The Stoxx Europe 600 Index (SXXP) jumped 2.1 percent to 255.61 at 2:22 p.m. in London as all but 58 companies advanced. The gauge had dropped 4.4 percent the previous four sessions as a surge in Spanish bond yields above 7 percent reignited concern that Europe’s debt crisis is yet to be contained.
Stocks surged after Draghi signaled central bank officials are prepared to do whatever is needed to ensure the euro’s survival and act on surging bond yields. His comments came as Spanish policy makers called on the central bank to fight a renewed bout of financial turmoil that pushed the country’s bond yields to euro-area records this week.
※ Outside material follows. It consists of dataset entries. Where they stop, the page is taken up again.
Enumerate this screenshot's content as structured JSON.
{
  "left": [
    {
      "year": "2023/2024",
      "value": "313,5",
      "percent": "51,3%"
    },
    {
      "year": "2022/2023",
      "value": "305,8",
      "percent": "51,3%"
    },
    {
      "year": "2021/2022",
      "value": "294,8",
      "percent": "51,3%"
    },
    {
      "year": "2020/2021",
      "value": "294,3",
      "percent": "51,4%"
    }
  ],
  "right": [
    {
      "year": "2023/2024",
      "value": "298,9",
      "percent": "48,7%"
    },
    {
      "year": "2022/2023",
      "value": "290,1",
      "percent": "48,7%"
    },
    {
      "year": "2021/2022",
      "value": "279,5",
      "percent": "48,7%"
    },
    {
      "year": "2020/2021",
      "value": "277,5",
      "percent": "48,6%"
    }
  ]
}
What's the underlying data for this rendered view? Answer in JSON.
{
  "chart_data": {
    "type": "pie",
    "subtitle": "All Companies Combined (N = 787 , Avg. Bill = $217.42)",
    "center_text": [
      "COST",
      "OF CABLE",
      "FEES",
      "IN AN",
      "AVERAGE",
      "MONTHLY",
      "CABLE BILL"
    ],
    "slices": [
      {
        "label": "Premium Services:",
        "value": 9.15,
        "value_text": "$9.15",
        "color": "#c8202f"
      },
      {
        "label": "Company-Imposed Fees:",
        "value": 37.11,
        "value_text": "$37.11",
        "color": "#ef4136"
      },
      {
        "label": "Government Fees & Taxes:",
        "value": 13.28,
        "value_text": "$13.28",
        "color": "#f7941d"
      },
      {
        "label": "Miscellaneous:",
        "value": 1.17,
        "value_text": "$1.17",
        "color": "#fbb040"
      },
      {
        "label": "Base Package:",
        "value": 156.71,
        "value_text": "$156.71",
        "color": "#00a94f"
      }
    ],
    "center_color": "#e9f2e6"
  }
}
Spanish and Italian bonds advanced for a second day. Spain’s two-year yields fell the most this month after Draghi said addressing high yields on sovereign debt was within the central bank’s mandate. German bunds declined as his comments damped demand for the region’s safest assets.
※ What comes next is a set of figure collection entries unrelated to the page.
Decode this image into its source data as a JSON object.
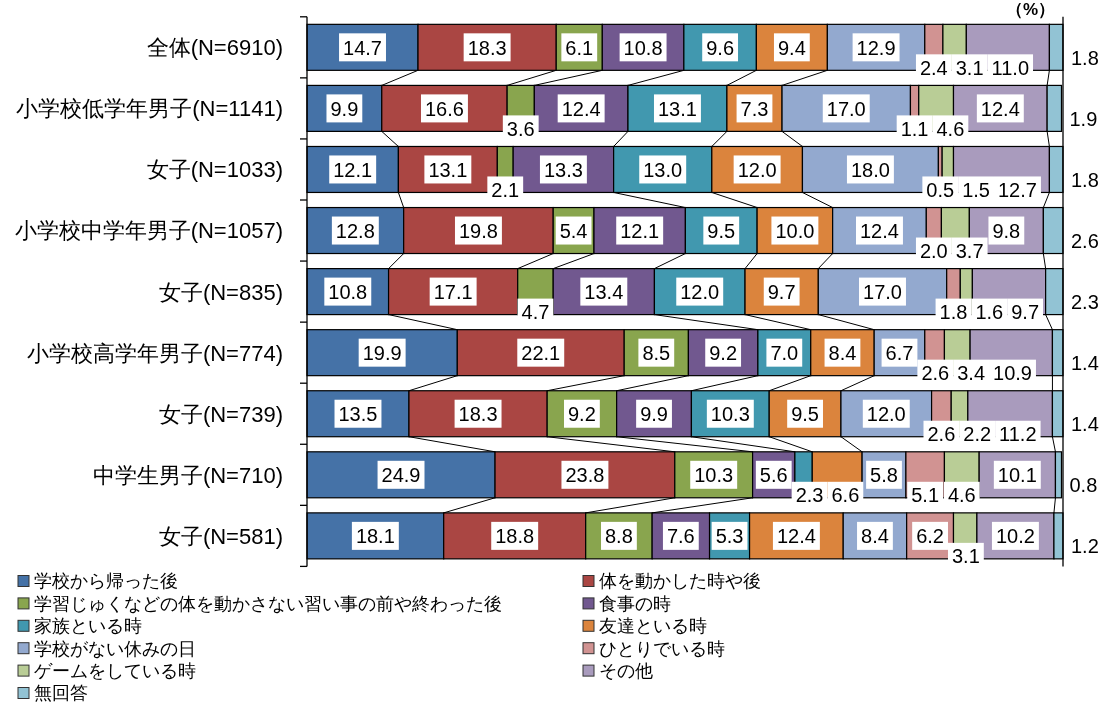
{
  "chart_data": {
    "type": "bar",
    "orientation": "horizontal",
    "stacked": true,
    "xlabel": "（%）",
    "xlim": [
      0,
      100.1
    ],
    "legend": "bottom",
    "tick_labels": "y",
    "categories": [
      "全体(N=6910)",
      "小学校低学年男子(N=1141)",
      "女子(N=1033)",
      "小学校中学年男子(N=1057)",
      "女子(N=835)",
      "小学校高学年男子(N=774)",
      "女子(N=739)",
      "中学生男子(N=710)",
      "女子(N=581)"
    ],
    "series": [
      {
        "name": "学校から帰った後",
        "color": "#4572a7",
        "values": [
          14.7,
          9.9,
          12.1,
          12.8,
          10.8,
          19.9,
          13.5,
          24.9,
          18.1
        ],
        "value_labels": [
          "14.7",
          "9.9",
          "12.1",
          "12.8",
          "10.8",
          "19.9",
          "13.5",
          "24.9",
          "18.1"
        ]
      },
      {
        "name": "体を動かした時や後",
        "color": "#aa4643",
        "values": [
          18.3,
          16.6,
          13.1,
          19.8,
          17.1,
          22.1,
          18.3,
          23.8,
          18.8
        ],
        "value_labels": [
          "18.3",
          "16.6",
          "13.1",
          "19.8",
          "17.1",
          "22.1",
          "18.3",
          "23.8",
          "18.8"
        ]
      },
      {
        "name": "学習じゅくなどの体を動かさない習い事の前や終わった後",
        "color": "#89a54e",
        "values": [
          6.1,
          3.6,
          2.1,
          5.4,
          4.7,
          8.5,
          9.2,
          10.3,
          8.8
        ],
        "value_labels": [
          "6.1",
          "3.6",
          "2.1",
          "5.4",
          "4.7",
          "8.5",
          "9.2",
          "10.3",
          "8.8"
        ]
      },
      {
        "name": "食事の時",
        "color": "#71588f",
        "values": [
          10.8,
          12.4,
          13.3,
          12.1,
          13.4,
          9.2,
          9.9,
          5.6,
          7.6
        ],
        "value_labels": [
          "10.8",
          "12.4",
          "13.3",
          "12.1",
          "13.4",
          "9.2",
          "9.9",
          "5.6",
          "7.6"
        ]
      },
      {
        "name": "家族といる時",
        "color": "#4198af",
        "values": [
          9.6,
          13.1,
          13.0,
          9.5,
          12.0,
          7.0,
          10.3,
          2.3,
          5.3
        ],
        "value_labels": [
          "9.6",
          "13.1",
          "13.0",
          "9.5",
          "12.0",
          "7.0",
          "10.3",
          "2.3",
          "5.3"
        ]
      },
      {
        "name": "友達といる時",
        "color": "#db843d",
        "values": [
          9.4,
          7.3,
          12.0,
          10.0,
          9.7,
          8.4,
          9.5,
          6.6,
          12.4
        ],
        "value_labels": [
          "9.4",
          "7.3",
          "12.0",
          "10.0",
          "9.7",
          "8.4",
          "9.5",
          "6.6",
          "12.4"
        ]
      },
      {
        "name": "学校がない休みの日",
        "color": "#93a9cf",
        "values": [
          12.9,
          17.0,
          18.0,
          12.4,
          17.0,
          6.7,
          12.0,
          5.8,
          8.4
        ],
        "value_labels": [
          "12.9",
          "17.0",
          "18.0",
          "12.4",
          "17.0",
          "6.7",
          "12.0",
          "5.8",
          "8.4"
        ]
      },
      {
        "name": "ひとりでいる時",
        "color": "#d19392",
        "values": [
          2.4,
          1.1,
          0.5,
          2.0,
          1.8,
          2.6,
          2.6,
          5.1,
          6.2
        ],
        "value_labels": [
          "2.4",
          "1.1",
          "0.5",
          "2.0",
          "1.8",
          "2.6",
          "2.6",
          "5.1",
          "6.2"
        ]
      },
      {
        "name": "ゲームをしている時",
        "color": "#b9cd96",
        "values": [
          3.1,
          4.6,
          1.5,
          3.7,
          1.6,
          3.4,
          2.2,
          4.6,
          3.1
        ],
        "value_labels": [
          "3.1",
          "4.6",
          "1.5",
          "3.7",
          "1.6",
          "3.4",
          "2.2",
          "4.6",
          "3.1"
        ]
      },
      {
        "name": "その他",
        "color": "#a99bbd",
        "values": [
          11.0,
          12.4,
          12.7,
          9.8,
          9.7,
          10.9,
          11.2,
          10.1,
          10.2
        ],
        "value_labels": [
          "11.0",
          "12.4",
          "12.7",
          "9.8",
          "9.7",
          "10.9",
          "11.2",
          "10.1",
          "10.2"
        ]
      },
      {
        "name": "無回答",
        "color": "#92c3d4",
        "values": [
          1.8,
          1.9,
          1.8,
          2.6,
          2.3,
          1.4,
          1.4,
          0.8,
          1.2
        ],
        "value_labels": [
          "1.8",
          "1.9",
          "1.8",
          "2.6",
          "2.3",
          "1.4",
          "1.4",
          "0.8",
          "1.2"
        ]
      }
    ]
  }
}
National benchmark indexes rose in 16 of the 18 western- European markets today. The U.K.’s FTSE 100 gained 1.4 percent, France’s CAC 40 jumped 3.1 percent and Germany’s DAX climbed 1.8 percent. Spain’s IBEX 35 jumped 4.3 percent, while Italy’s FTSE MIB surged 4.9 percent.
FTSE 100 5,573.16 +74.84 +1.36% CAC 40 3,207.12 +125.38 +4.07% DAX 6,582.96 +176.44 +2.75%
Banco Bilbao Vizcaya Argentaria, Spain’s largest bank, climbed 7.1 percent to 4.75 euros. UniCredit (UCG), Italy’s biggest lender, surged 7.4 percent to 2.54 euros in Milan.
Unilever rose 6.2 percent to 2,272 pence, the highest since at least September 1988, after the world’s second-biggest consumer-goods maker announced a 5.8 percent gain in underlying revenue in the second quarter, boosted by the growth of personal-care products in Asia. The average analyst estimate surveyed by the company was for a 4.8 percent increase.
France Telecom climbed 4.6 percent to 10.74 euros after the country’s largest phone company reported a 3.2 percent decline in first-half revenue to 21.8 billion euros as price cuts helped slow customer defections. That compares with the 21.7 billion- euro average analyst estimate.
ABB Ltd. (ABBN) gained 4.7 percent to 16.53 Swiss francs after the maker of power-transmission equipment said it’s more confident about its short-term outlook as orders increased in China in recent months and it experienced “sustained order growth” in the U.S. Net income for the second quarter still fell 27 percent to $656 million, missing analyst estimates.
Telefonica SA (TEF) rallied 0.8 percent to 8.73 euros. The shares had tumbled as much as 8.7 percent after Europe’s biggest phone company suspended its 1.50 euro-a-share dividend for 2012 and reduced a revenue forecast.
Alcatel-Lucent (ALU) sank 4.8 percent to 83.3 euro cents after France’s largest network-equipment supplier said it will cut 5,000 jobs as part of a plan to save an additional 750 million euros. The company’s net loss, its first in five quarters, was 254 million euros compared with net income of 43 million euros a year earlier.
Volkswagen AG (VOW) retreated 1.7 percent to 131.35 euros as Europe’s biggest carmaker reported a 3.4 percent rise in second- quarter operating profit to 3.28 billion euros, slower than the first quarter’s 10 percent increase. Second-quarter sales gains also slowed to 19 percent from 26 percent.
Royal Dutch Shell Plc (RDSA) slid 3 percent to 2,122 pence as Europe’s biggest oil company today reported a 13 percent drop in second-quarter profit, excluding one-time items and inventory changes, to $5.7 billion. That missed the average analyst estimate of $6.3 billion.